A partir de um processo de tradução das obras analisadas para novas escalas, Marina propõe quatro experimentações gráficas com foco no universo espacial proporcionado por cada livro. Com base na estrutura da obra “Game Fable”, de Enzo Mari, e no conto “Animais dos Espelhos”, de Jorge Luis Borges, ela criou o livro-objeto “Os Animais dos Espelhos”.
O trabalho foi submetido ao contato com crianças, registrado em um ensaio fotográfico. Para Marina, a interação foi um dos momentos mais importantes da pesquisa. “Uma das meninas disse que se sentia dentro de um aquário. São imagens bem simples, e não é como nos livros em que a história está toda entregue.
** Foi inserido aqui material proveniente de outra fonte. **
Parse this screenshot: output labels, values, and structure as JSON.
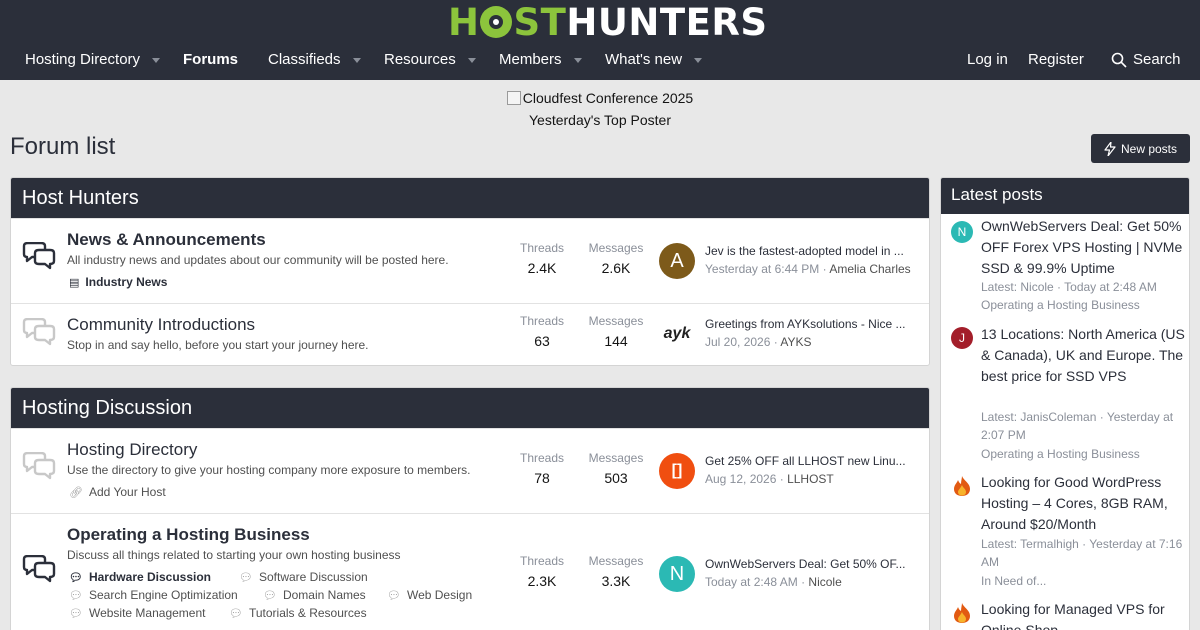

Isso faz com que a imaginação das crianças corra mais solta e elas possam completar a narrativa através da experiência espacial.”
Para a pesquisadora, os livros-objetos têm uma grande potência de ampliação do repertório e percepção visual das crianças, que pode ser desenvolvido por meio do diálogo entre design, a arte e arquitetura. “A construção de narrativas abertas e livres nesses trabalhos dá autonomia à imaginação da criança e propõe um espaço de experiência e interação por meio do corpo em conjunto com o olhar.”
Em um contexto de ascensão de estímulos digitais, que se estende ao universo infantil, e diante da perda de espaço do livro físico, os livros-objeto aparecem como um instrumento de extrema relevância no aprendizado, justamente por oferecerem experiências que só são possíveis através do contato físico e da percepção corporal.